Toda a transição e sofrimento do povo judeu ao longo dos séculos gruda na sua pele e te faz sofrer e ansiar por justiça, vitória e igualdade.
O autor descreve de forma irretocável todas as passagens dos judeus e seus enfrentamentos com árabes, palestinos, egípcios e outros povos. Em muitos momentos, esclarece que todo esse ódio vivido até os dias atuais vem de manobras políticas de outros países e continentes. É impressionante como eles foram ensinados a se odiar e a se defender um dos outros, mas nunca a ceder e conviver em harmonia.
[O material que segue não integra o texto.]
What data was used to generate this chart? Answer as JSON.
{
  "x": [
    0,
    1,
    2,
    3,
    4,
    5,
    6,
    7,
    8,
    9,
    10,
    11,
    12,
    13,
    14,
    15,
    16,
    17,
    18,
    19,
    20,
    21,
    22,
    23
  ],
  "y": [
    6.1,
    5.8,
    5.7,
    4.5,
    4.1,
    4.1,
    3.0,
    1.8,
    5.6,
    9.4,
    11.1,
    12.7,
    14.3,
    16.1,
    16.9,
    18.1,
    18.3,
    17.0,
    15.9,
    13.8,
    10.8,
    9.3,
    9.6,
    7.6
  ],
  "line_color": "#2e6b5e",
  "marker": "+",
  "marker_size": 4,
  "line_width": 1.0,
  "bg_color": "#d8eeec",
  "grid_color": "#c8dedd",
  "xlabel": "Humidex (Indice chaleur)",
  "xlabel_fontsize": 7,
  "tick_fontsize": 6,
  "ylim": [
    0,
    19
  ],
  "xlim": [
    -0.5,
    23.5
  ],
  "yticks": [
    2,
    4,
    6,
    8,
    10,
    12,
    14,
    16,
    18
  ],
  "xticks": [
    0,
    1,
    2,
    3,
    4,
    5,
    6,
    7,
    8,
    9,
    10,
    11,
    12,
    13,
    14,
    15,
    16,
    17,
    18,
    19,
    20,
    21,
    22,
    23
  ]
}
É uma história muito complexa e eu acredito que é preciso estudar muito durante anos para se ter um contexto melhor em que eu seja capaz de opinar sobre, pois estamos envolvendo humanidade, religião, política e direitos que nunca foram de fato estreitados naquela região. Mas posso dizer que torci, sofri e chorei com cada acontecimento muito bem narrado e descrito pelo autor, que me apeguei aos personagens e me senti uma pessoa de olhos mais abertos para o tema, confessando nunca ter sido do meu interesse antes.
Não tiro pontos disso, mas gostaria de ter tido mais detalhes ou um encerramento mais conclusivo sobre o primeiro personagem da história, o jornalista. Senti que ele “sumiu” da narrativa sem muitas explicações.
Com certeza essa obra será uma indicação minha daqui pra frente.